If I said I didn’t have a hand in this latest offering from the Church of England, I’d be lying:

I heard about the project via, the group I’ve been a member of for twenty years and which provides advertising ideas for the UK’s churches. Churchads weren’t formally commissioned to write the ad but we were asked to have a look at something that would appear in cinemas later in the year, before Star Wars: The Force Awakens.

The opportunity was huge – the whole battle of good against the powers of darkness is an area clearly rich with appropriate Biblical comparisons. I duly sent over a bag full of ideas, all of them  with the volume set to eleven and shot in epic widescreen.

However, the Church of England was fixed with retelling the Lord’s Prayer before the movie, and so any ideas that didn’t involve ‘Our Father in Heaven’ were out. I’m still not certain why, without making any nod to Star Wars, nor a force of any kind, or light, or darkness, that this ad’s spiritual home should be in a cinema immediately before a showing of The Force Awakens.

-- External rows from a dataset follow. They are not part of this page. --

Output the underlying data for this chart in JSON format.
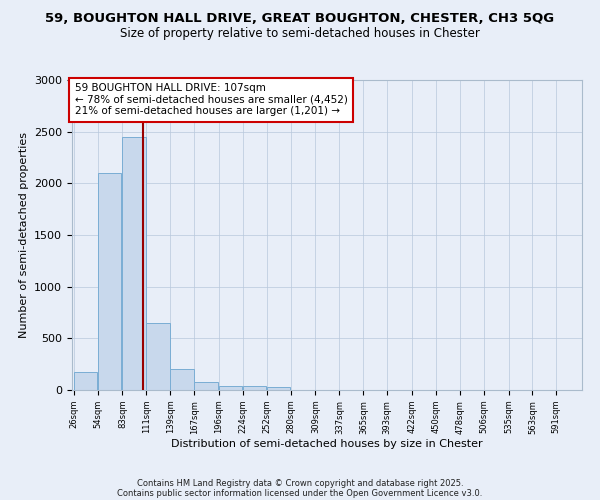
{
  "title1": "59, BOUGHTON HALL DRIVE, GREAT BOUGHTON, CHESTER, CH3 5QG",
  "title2": "Size of property relative to semi-detached houses in Chester",
  "xlabel": "Distribution of semi-detached houses by size in Chester",
  "ylabel": "Number of semi-detached properties",
  "bar_edges": [
    26,
    54,
    83,
    111,
    139,
    167,
    196,
    224,
    252,
    280,
    309,
    337,
    365,
    393,
    422,
    450,
    478,
    506,
    535,
    563,
    591
  ],
  "bar_heights": [
    175,
    2100,
    2450,
    650,
    200,
    80,
    40,
    35,
    30,
    0,
    0,
    0,
    0,
    0,
    0,
    0,
    0,
    0,
    0,
    0,
    0
  ],
  "bar_color": "#c8d8ec",
  "bar_edge_color": "#7aadd4",
  "property_size": 107,
  "vline_color": "#990000",
  "ylim": [
    0,
    3000
  ],
  "yticks": [
    0,
    500,
    1000,
    1500,
    2000,
    2500,
    3000
  ],
  "annotation_line1": "59 BOUGHTON HALL DRIVE: 107sqm",
  "annotation_line2": "← 78% of semi-detached houses are smaller (4,452)",
  "annotation_line3": "21% of semi-detached houses are larger (1,201) →",
  "annotation_box_color": "#ffffff",
  "annotation_box_edge": "#cc0000",
  "bg_color": "#e8eef8",
  "footer1": "Contains HM Land Registry data © Crown copyright and database right 2025.",
  "footer2": "Contains public sector information licensed under the Open Government Licence v3.0."
}
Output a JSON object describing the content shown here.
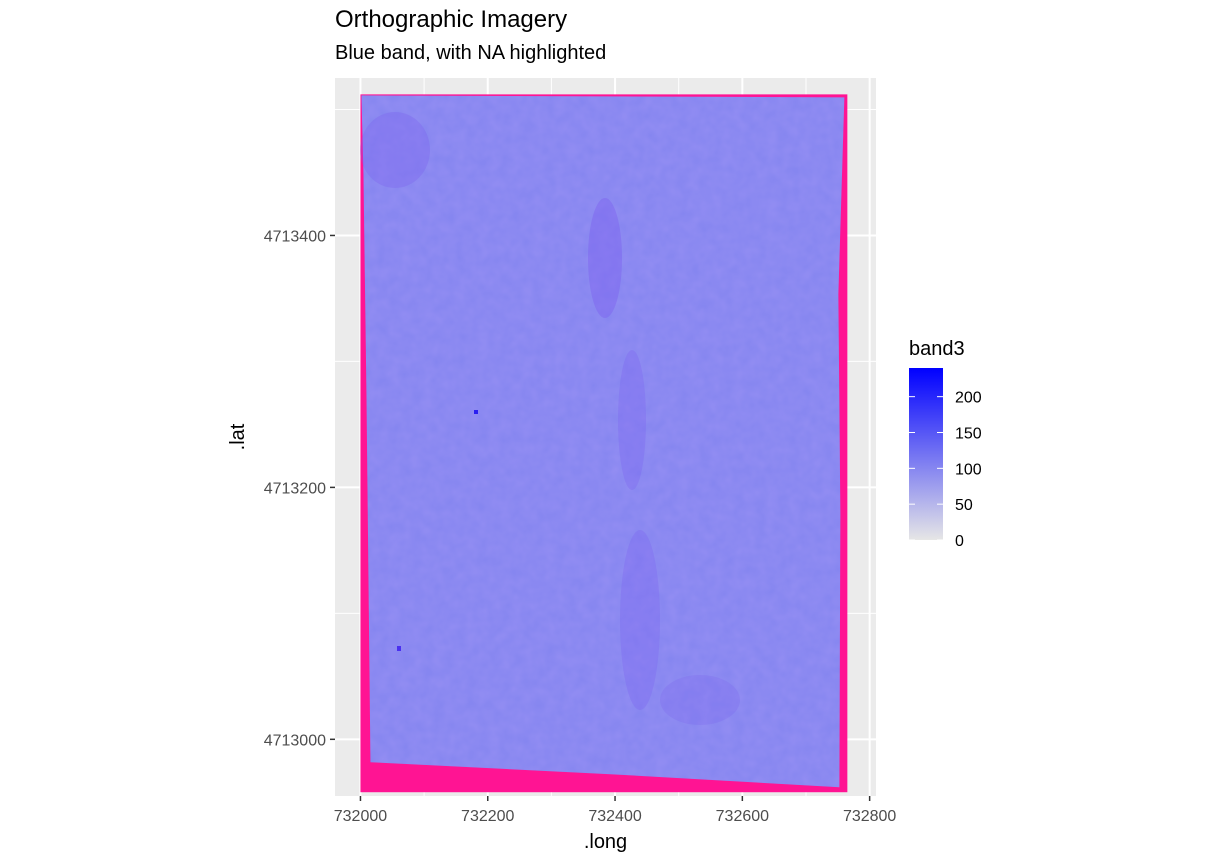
{
  "chart_data": {
    "type": "heatmap",
    "title": "Orthographic Imagery",
    "subtitle": "Blue band, with NA highlighted",
    "xlabel": ".long",
    "ylabel": ".lat",
    "xlim": [
      731960,
      732810
    ],
    "ylim": [
      4712955,
      4713525
    ],
    "x_ticks": [
      732000,
      732200,
      732400,
      732600,
      732800
    ],
    "y_ticks": [
      4713000,
      4713200,
      4713400
    ],
    "x_tick_labels": [
      "732000",
      "732200",
      "732400",
      "732600",
      "732800"
    ],
    "y_tick_labels": [
      "4713000",
      "4713200",
      "4713400"
    ],
    "raster_extent": {
      "x": [
        732000,
        732765
      ],
      "y": [
        4712958,
        4713512
      ]
    },
    "na_color": "#ff1493",
    "panel_background": "#ebebeb",
    "grid": true,
    "legend": {
      "title": "band3",
      "position": "right",
      "range": [
        0,
        240
      ],
      "breaks": [
        0,
        50,
        100,
        150,
        200
      ],
      "break_labels": [
        "0",
        "50",
        "100",
        "150",
        "200"
      ],
      "low_color": "#e6e6e6",
      "high_color": "#0000ff"
    },
    "typical_value": 100
  }
}
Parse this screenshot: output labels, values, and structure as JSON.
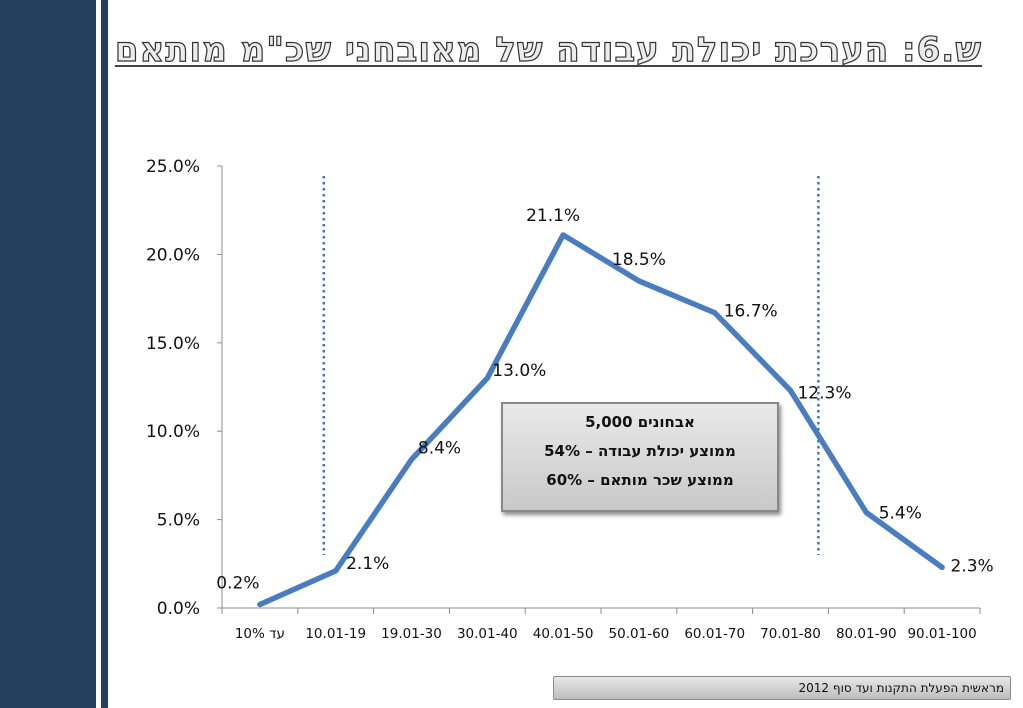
{
  "title": "ש.6: הערכת יכולת עבודה של מאובחני שכ\"מ מותאם",
  "info_box": {
    "line1": "אבחונים 5,000",
    "line2": "ממוצע יכולת עבודה – 54%",
    "line3": "ממוצע שכר מותאם – 60%"
  },
  "footer": "מראשית הפעלת התקנות ועד סוף 2012",
  "colors": {
    "sidebar": "#23405f",
    "line": "#4a7dbf",
    "dotted_marker": "#3f78b4"
  },
  "chart_data": {
    "type": "line",
    "title": "",
    "xlabel": "",
    "ylabel": "",
    "categories": [
      "עד 10%",
      "10.01-19",
      "19.01-30",
      "30.01-40",
      "40.01-50",
      "50.01-60",
      "60.01-70",
      "70.01-80",
      "80.01-90",
      "90.01-100"
    ],
    "series": [
      {
        "values": [
          0.2,
          2.1,
          8.4,
          13.0,
          21.1,
          18.5,
          16.7,
          12.3,
          5.4,
          2.3
        ],
        "labels": [
          "0.2%",
          "2.1%",
          "8.4%",
          "13.0%",
          "21.1%",
          "18.5%",
          "16.7%",
          "12.3%",
          "5.4%",
          "2.3%"
        ]
      }
    ],
    "ylim": [
      0,
      25
    ],
    "yticks": [
      0,
      5,
      10,
      15,
      20,
      25
    ],
    "ytick_labels": [
      "0.0%",
      "5.0%",
      "10.0%",
      "15.0%",
      "20.0%",
      "25.0%"
    ],
    "reference_lines_after_category_index": [
      1,
      8
    ],
    "grid": false,
    "legend": "none"
  }
}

Not only this, the ads that immediately precede an event movie like Star Wars  are cinematic in their own right. The thirty minutes of trailers and advertising that herald in the main feature are a feast of filmic excess and properly show off the film makers’ craft. Any ad that sits amongst this hallowed company needs to wear its best clothes.

My advice, initially, was for them not to advertise. I could foresee embarrassment – a low budget advert sitting amongst multi-million blockbusters could make the church a laughing stock. The prayer wasn’t being unpacked, or re-appropriated, or subverted. No new meaning was being given to it, it was simply being prayed.

Once I realised that they were pushing ahead with it, I could still imagine how it might look if it were shot beautifully; if the settings were somehow resonant of a Star Wars movie, or Lord of the Rings, or Game of Thrones; if each shot was art directed and photographed brilliantly, if it was given space to breathe. In its own way, I believed, it could be epic.

However, the Church of England was set on using a chap they’d worked with before and who shot corporate videos for a living. They had also only booked thirty second slots in cinemas, as that was all they could afford. Imagine if the Popes and kings of the renaissance had decided to use some painters and decorators on the Sistine Chapel, when the greatest artists in the world were queuing up to paint something spectacular. I know any number of directors who would have killed to shoot this ad for the same money, yet none were asked.

And then it happened, as often happens in things of a Christian nature. God stepped in. God took a potentially unremarkable piece of video which might otherwise have led a quiet life on Youtube, and did something spectacular with it. I don’t believe this ad would ever have gone on air. There is no way the Church of England would have had the budget to run a minute-long commercial before Star Wars. My belief is that the ad was banned before the film was completed, and the story of the ‘ban’ leaked by clever press secretaries. There was never a thirty second commercial of the Lord’s Prayer – time it yourself – it’s so fast as to be irreverent. Once it was clear that the ad wouldn’t run, time length ceased to be an issue and the prayer could be as long as it liked.

I first saw the finished advert in church a week ago. The minister played it and announced that it was causing a storm for being banned. My first reaction to it was surprise – it was actually pretty good. It still looked more documentary than film, but it was nicely paced and had impact. The least surprising news was the ban – the Church of England knew that cinemas don’t accept religious advertising so it was always a punt. But it is by spinning this story to the press that has made it fly.

The online chatter has been phenomenal. Everyone, for once, seems to be taking the side of the church. This is currently the most famous cinema ad in history. People in the Guardian are discussing the revolutionary challenge to world order contained in the prayer’s words. People are assessing the Lord’s Prayer properly for the first time since they mumbled it in a school assembly or the wedding of a Christian friend. The Lord does indeed work in mysterious ways!

Can I take credit for any of this? Not at all, I was against it from the start. Will I take credit for it if anyone asks? Of course I will – I’m in advertising!